We tell them they will be alright while we are learning a new EHR documentation system at the same time we are administering their treatment. We tell them they will be alright while we struggle to enter lab orders correctly in the new EHR. Fortunately, EHR experts are readily available to answer questions and help us through this transition. They show us the step we missed, which is the reason the order did not go through.

I slap myself on the forehead, and the EHR specialist kindly reassures me, “You’re going to be alright.”

I think this is one of the most special qualities of nurses: Despite our fears and misgivings about a patient’s condition, or our ability to handle a situation, we tell our patients, “You’re going to be alright.” For the most part they believe us, probably because what other choice do they have? What choice do we have? It is what it is. We must move forward, together.

In Human Resource department lingo, focusing either a patient’s or coworker’s attention on the positive is called “managing up.” For instance, instead of telling a patient you are precepting a nurse who’s giving chemotherapy for the first time, you might introduce yourself by telling them they won the jackpot today — two nurses caring for them instead of one! — and that you are helping Nurse B, who is new to the unit. By doing so, you tell both the patient and Nurse B, “You’re going to be alright.”

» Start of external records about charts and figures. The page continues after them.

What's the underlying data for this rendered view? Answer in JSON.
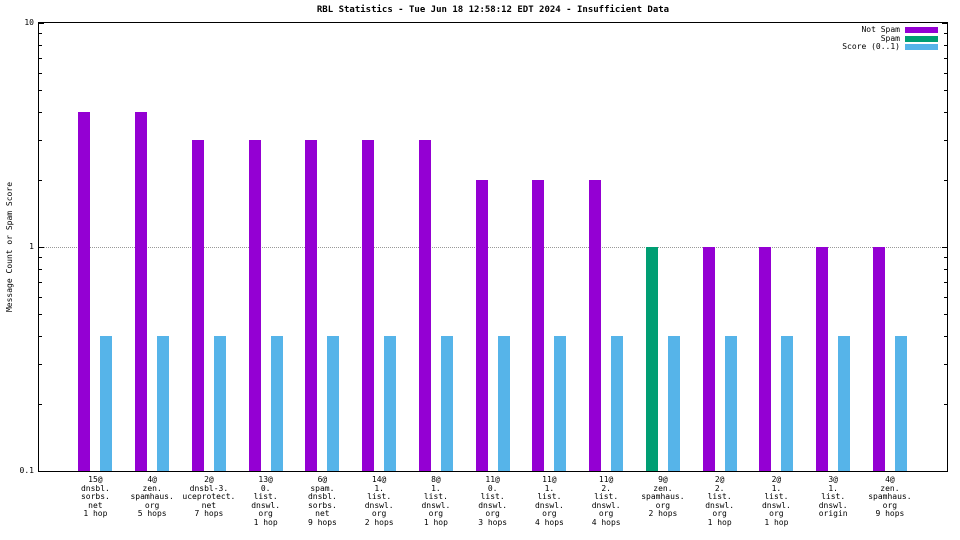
{
  "chart_data": {
    "type": "bar",
    "title": "RBL Statistics - Tue Jun 18 12:58:12 EDT 2024 - Insufficient Data",
    "ylabel": "Message Count or Spam Score",
    "y_scale": "log",
    "ylim": [
      0.1,
      10
    ],
    "yticks": [
      {
        "v": 10,
        "label": "10"
      },
      {
        "v": 1,
        "label": "1"
      },
      {
        "v": 0.1,
        "label": "0.1"
      }
    ],
    "gridlines": [
      1
    ],
    "grid": "horizontal dotted",
    "legend_position": "top-right",
    "series": [
      {
        "name": "Not Spam",
        "color": "#9400d3"
      },
      {
        "name": "Spam",
        "color": "#009e73"
      },
      {
        "name": "Score (0..1)",
        "color": "#56b4e9"
      }
    ],
    "score_series": "Score (0..1)",
    "groups": [
      {
        "label_lines": [
          "15@",
          "dnsbl.",
          "sorbs.",
          "net",
          "1 hop"
        ],
        "series": "Not Spam",
        "count": 4,
        "score": 0.4
      },
      {
        "label_lines": [
          "4@",
          "zen.",
          "spamhaus.",
          "org",
          "5 hops"
        ],
        "series": "Not Spam",
        "count": 4,
        "score": 0.4
      },
      {
        "label_lines": [
          "2@",
          "dnsbl-3.",
          "uceprotect.",
          "net",
          "7 hops"
        ],
        "series": "Not Spam",
        "count": 3,
        "score": 0.4
      },
      {
        "label_lines": [
          "13@",
          "0.",
          "list.",
          "dnswl.",
          "org",
          "1 hop"
        ],
        "series": "Not Spam",
        "count": 3,
        "score": 0.4
      },
      {
        "label_lines": [
          "6@",
          "spam.",
          "dnsbl.",
          "sorbs.",
          "net",
          "9 hops"
        ],
        "series": "Not Spam",
        "count": 3,
        "score": 0.4
      },
      {
        "label_lines": [
          "14@",
          "1.",
          "list.",
          "dnswl.",
          "org",
          "2 hops"
        ],
        "series": "Not Spam",
        "count": 3,
        "score": 0.4
      },
      {
        "label_lines": [
          "8@",
          "1.",
          "list.",
          "dnswl.",
          "org",
          "1 hop"
        ],
        "series": "Not Spam",
        "count": 3,
        "score": 0.4
      },
      {
        "label_lines": [
          "11@",
          "0.",
          "list.",
          "dnswl.",
          "org",
          "3 hops"
        ],
        "series": "Not Spam",
        "count": 2,
        "score": 0.4
      },
      {
        "label_lines": [
          "11@",
          "1.",
          "list.",
          "dnswl.",
          "org",
          "4 hops"
        ],
        "series": "Not Spam",
        "count": 2,
        "score": 0.4
      },
      {
        "label_lines": [
          "11@",
          "2.",
          "list.",
          "dnswl.",
          "org",
          "4 hops"
        ],
        "series": "Not Spam",
        "count": 2,
        "score": 0.4
      },
      {
        "label_lines": [
          "9@",
          "zen.",
          "spamhaus.",
          "org",
          "2 hops"
        ],
        "series": "Spam",
        "count": 1,
        "score": 0.4
      },
      {
        "label_lines": [
          "2@",
          "2.",
          "list.",
          "dnswl.",
          "org",
          "1 hop"
        ],
        "series": "Not Spam",
        "count": 1,
        "score": 0.4
      },
      {
        "label_lines": [
          "2@",
          "1.",
          "list.",
          "dnswl.",
          "org",
          "1 hop"
        ],
        "series": "Not Spam",
        "count": 1,
        "score": 0.4
      },
      {
        "label_lines": [
          "3@",
          "1.",
          "list.",
          "dnswl.",
          "origin"
        ],
        "series": "Not Spam",
        "count": 1,
        "score": 0.4
      },
      {
        "label_lines": [
          "4@",
          "zen.",
          "spamhaus.",
          "org",
          "9 hops"
        ],
        "series": "Not Spam",
        "count": 1,
        "score": 0.4
      }
    ]
  }
}
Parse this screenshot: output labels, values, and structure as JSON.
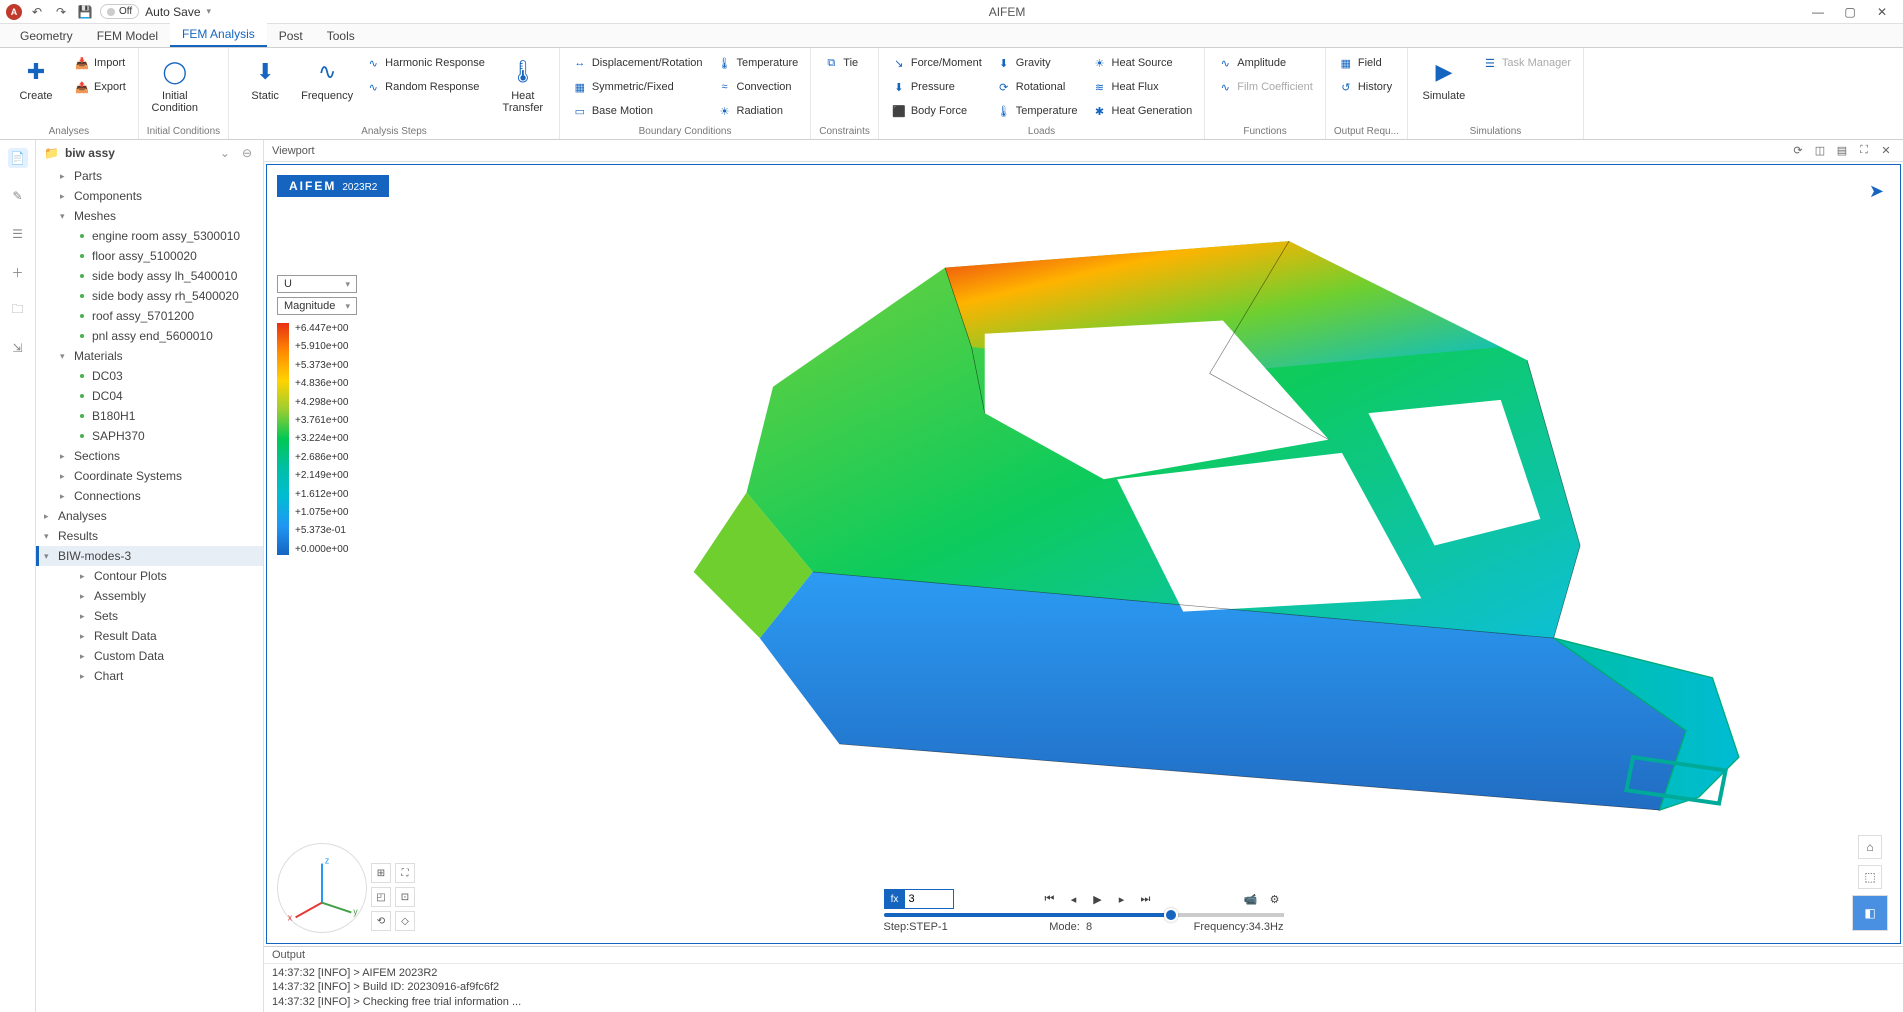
{
  "titlebar": {
    "app_name": "AIFEM",
    "autosave_toggle": "Off",
    "autosave_label": "Auto Save"
  },
  "menu_tabs": [
    "Geometry",
    "FEM Model",
    "FEM Analysis",
    "Post",
    "Tools"
  ],
  "menu_active_index": 2,
  "ribbon": {
    "groups": [
      {
        "name": "Analyses",
        "items": [
          {
            "kind": "big",
            "label": "Create",
            "icon": "create"
          },
          {
            "kind": "col",
            "items": [
              {
                "label": "Import",
                "icon": "import"
              },
              {
                "label": "Export",
                "icon": "export"
              }
            ]
          }
        ]
      },
      {
        "name": "Initial Conditions",
        "items": [
          {
            "kind": "big",
            "label": "Initial\nCondition",
            "icon": "ring"
          }
        ]
      },
      {
        "name": "Analysis Steps",
        "items": [
          {
            "kind": "big",
            "label": "Static",
            "icon": "static"
          },
          {
            "kind": "big",
            "label": "Frequency",
            "icon": "freq"
          },
          {
            "kind": "col",
            "items": [
              {
                "label": "Harmonic Response",
                "icon": "wave"
              },
              {
                "label": "Random Response",
                "icon": "wave"
              }
            ]
          },
          {
            "kind": "big",
            "label": "Heat\nTransfer",
            "icon": "heat"
          }
        ]
      },
      {
        "name": "Boundary Conditions",
        "items": [
          {
            "kind": "col",
            "items": [
              {
                "label": "Displacement/Rotation",
                "icon": "disp"
              },
              {
                "label": "Symmetric/Fixed",
                "icon": "sym"
              },
              {
                "label": "Base Motion",
                "icon": "base"
              }
            ]
          },
          {
            "kind": "col",
            "items": [
              {
                "label": "Temperature",
                "icon": "temp"
              },
              {
                "label": "Convection",
                "icon": "conv"
              },
              {
                "label": "Radiation",
                "icon": "rad"
              }
            ]
          }
        ]
      },
      {
        "name": "Constraints",
        "items": [
          {
            "kind": "col",
            "items": [
              {
                "label": "Tie",
                "icon": "tie"
              }
            ]
          }
        ]
      },
      {
        "name": "Loads",
        "items": [
          {
            "kind": "col",
            "items": [
              {
                "label": "Force/Moment",
                "icon": "force"
              },
              {
                "label": "Pressure",
                "icon": "press"
              },
              {
                "label": "Body Force",
                "icon": "body"
              }
            ]
          },
          {
            "kind": "col",
            "items": [
              {
                "label": "Gravity",
                "icon": "grav"
              },
              {
                "label": "Rotational",
                "icon": "rot"
              },
              {
                "label": "Temperature",
                "icon": "temp"
              }
            ]
          },
          {
            "kind": "col",
            "items": [
              {
                "label": "Heat Source",
                "icon": "hsrc"
              },
              {
                "label": "Heat Flux",
                "icon": "hflux"
              },
              {
                "label": "Heat Generation",
                "icon": "hgen"
              }
            ]
          }
        ]
      },
      {
        "name": "Functions",
        "items": [
          {
            "kind": "col",
            "items": [
              {
                "label": "Amplitude",
                "icon": "amp"
              },
              {
                "label": "Film Coefficient",
                "icon": "film",
                "disabled": true
              }
            ]
          }
        ]
      },
      {
        "name": "Output Requ...",
        "items": [
          {
            "kind": "col",
            "items": [
              {
                "label": "Field",
                "icon": "field"
              },
              {
                "label": "History",
                "icon": "hist"
              }
            ]
          }
        ]
      },
      {
        "name": "Simulations",
        "items": [
          {
            "kind": "big",
            "label": "   Simulate",
            "icon": "sim"
          },
          {
            "kind": "col",
            "items": [
              {
                "label": "Task Manager",
                "icon": "task",
                "disabled": true
              }
            ]
          }
        ]
      }
    ]
  },
  "sidebar": {
    "title": "biw assy",
    "tree": [
      {
        "depth": 1,
        "label": "Parts",
        "exp": "▸"
      },
      {
        "depth": 1,
        "label": "Components",
        "exp": "▸"
      },
      {
        "depth": 1,
        "label": "Meshes",
        "exp": "▾"
      },
      {
        "depth": 2,
        "label": "engine room assy_5300010",
        "leaf": true
      },
      {
        "depth": 2,
        "label": "floor assy_5100020",
        "leaf": true
      },
      {
        "depth": 2,
        "label": "side body assy lh_5400010",
        "leaf": true
      },
      {
        "depth": 2,
        "label": "side body assy rh_5400020",
        "leaf": true
      },
      {
        "depth": 2,
        "label": "roof assy_5701200",
        "leaf": true
      },
      {
        "depth": 2,
        "label": "pnl assy end_5600010",
        "leaf": true
      },
      {
        "depth": 1,
        "label": "Materials",
        "exp": "▾"
      },
      {
        "depth": 2,
        "label": "DC03",
        "leaf": true
      },
      {
        "depth": 2,
        "label": "DC04",
        "leaf": true
      },
      {
        "depth": 2,
        "label": "B180H1",
        "leaf": true
      },
      {
        "depth": 2,
        "label": "SAPH370",
        "leaf": true
      },
      {
        "depth": 1,
        "label": "Sections",
        "exp": "▸"
      },
      {
        "depth": 1,
        "label": "Coordinate Systems",
        "exp": "▸"
      },
      {
        "depth": 1,
        "label": "Connections",
        "exp": "▸"
      },
      {
        "depth": 0,
        "label": "Analyses",
        "exp": "▸"
      },
      {
        "depth": 0,
        "label": "Results",
        "exp": "▾"
      },
      {
        "depth": 1,
        "label": "BIW-modes-3",
        "exp": "▾",
        "selected": true
      },
      {
        "depth": 2,
        "label": "Contour Plots",
        "exp": "▸"
      },
      {
        "depth": 2,
        "label": "Assembly",
        "exp": "▸"
      },
      {
        "depth": 2,
        "label": "Sets",
        "exp": "▸"
      },
      {
        "depth": 2,
        "label": "Result Data",
        "exp": "▸"
      },
      {
        "depth": 2,
        "label": "Custom Data",
        "exp": "▸"
      },
      {
        "depth": 2,
        "label": "Chart",
        "exp": "▸"
      }
    ]
  },
  "viewport": {
    "header": "Viewport",
    "badge_name": "AIFEM",
    "badge_version": "2023R2",
    "legend": {
      "variable": "U",
      "component": "Magnitude",
      "ticks": [
        "+6.447e+00",
        "+5.910e+00",
        "+5.373e+00",
        "+4.836e+00",
        "+4.298e+00",
        "+3.761e+00",
        "+3.224e+00",
        "+2.686e+00",
        "+2.149e+00",
        "+1.612e+00",
        "+1.075e+00",
        "+5.373e-01",
        "+0.000e+00"
      ],
      "colors": [
        "#e83015",
        "#ff8c00",
        "#ffd300",
        "#9acd32",
        "#00c853",
        "#00bfa5",
        "#00bcd4",
        "#2196f3",
        "#1565c0"
      ]
    },
    "playbar": {
      "step_value": "3",
      "step_label": "Step:STEP-1",
      "mode_label": "Mode:",
      "mode_value": "8",
      "freq_label": "Frequency:34.3Hz",
      "slider_percent": 70
    }
  },
  "output": {
    "header": "Output",
    "lines": [
      "14:37:32 [INFO] > AIFEM 2023R2",
      "14:37:32 [INFO] > Build ID: 20230916-af9fc6f2",
      "14:37:32 [INFO] > Checking free trial information ..."
    ]
  }
}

In what ways do you manage up at work? What techniques have you adopted to promote a patient’s or coworker’s sense of security during a change of condition or a work-related transition?

Are You a Morning Person?

Forgive me, nurses, for I have sinned. I thought I had the day off, when in fact I was scheduled to work. Has this ever happened to you?

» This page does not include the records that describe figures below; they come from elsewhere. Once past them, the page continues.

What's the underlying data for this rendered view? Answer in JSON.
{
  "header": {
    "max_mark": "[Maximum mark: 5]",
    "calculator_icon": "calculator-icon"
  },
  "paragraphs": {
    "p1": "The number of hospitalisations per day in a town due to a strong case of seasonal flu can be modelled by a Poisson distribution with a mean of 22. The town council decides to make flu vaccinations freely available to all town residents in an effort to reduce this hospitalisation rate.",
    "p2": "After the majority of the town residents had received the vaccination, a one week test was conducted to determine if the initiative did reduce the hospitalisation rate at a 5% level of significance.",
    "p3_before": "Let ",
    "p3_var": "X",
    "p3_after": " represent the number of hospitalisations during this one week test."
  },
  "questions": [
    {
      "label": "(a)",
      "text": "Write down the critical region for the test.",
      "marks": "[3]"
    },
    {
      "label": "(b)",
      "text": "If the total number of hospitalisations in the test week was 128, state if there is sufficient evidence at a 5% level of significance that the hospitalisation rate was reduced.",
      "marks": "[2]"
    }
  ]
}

I was still in my jammies drinking coffee when the phone rang. It was my colleague from work, the charge nurse.

Late for Work (Oh No!) by jparadisi

Late for Work (Oh No!) by jparadisi

“Are you alright?” she asked.

“Yeah, I’m fine, why?” I responded.

“Because we were expecting you here 20 minutes ago.”

Holy carp! I checked my schedule while still on the phone. It indicated I had the day off, but with all the changes taking place in our unit it was quite possible I picked up an incomplete schedule in error. Whatever, it didn’t matter. I was missing in action. I got there ASAP.

My co-workers generously chose to laugh about my mistake. The schedule was full, and they would have been short-staffed without me.

As I’ve previously written, as of September 2013, my coworkers and I have a new employer. During the transition we were assigned new employee training classes and team building meetings, besides working our regularly scheduled shifts. Some of the classes or meetings were held at our workplace; others on the campus of our new employer.

The week following my schedule error,  I was slated for a third Electronic Health Record (EHR) training class at 8:00 a.m. on the other campus. This time I arrived early, and waited for the classroom to be unlocked. At 7:54, no one had opened the door. No classmates had arrived either. Worried, I called work to find out if something had changed.

“The class is at 9:00,” I was informed by the charge nurse.


In my defense, the two previous EHR classes had started at 8 am.

I am optimistic about the job change, but clearly it shook my routine, highlighting the ironic humor I found in one of the team-building meetings I attended.

The meeting’s facilitator taped colored pieces of paper on a wall of the conference room. On each piece was written one of the phrases below:

  • Strongly Agree
  • Agree
  • Unsure
  • Disagree
  • Strongly Disagree.

This particular meeting started at 7:00 a.m.

The facilitator instructed everyone to stand under the piece of paper describing his or her answer to the questions she asked.

The first question was, “Are you a morning person?”

I ran to take my place under the piece of paper reading Strongly Disagree, while thinking, “You’re asking me this at 7:00 in the morning? Couldn’t I have phoned in my answer?” After this past week, I’m pretty sure my co-workers already know I’m not a morning person.

How about you? Have you ever accidentally missed a shift? Does significant change to routine increase your mistakes, too? Any tips for managing?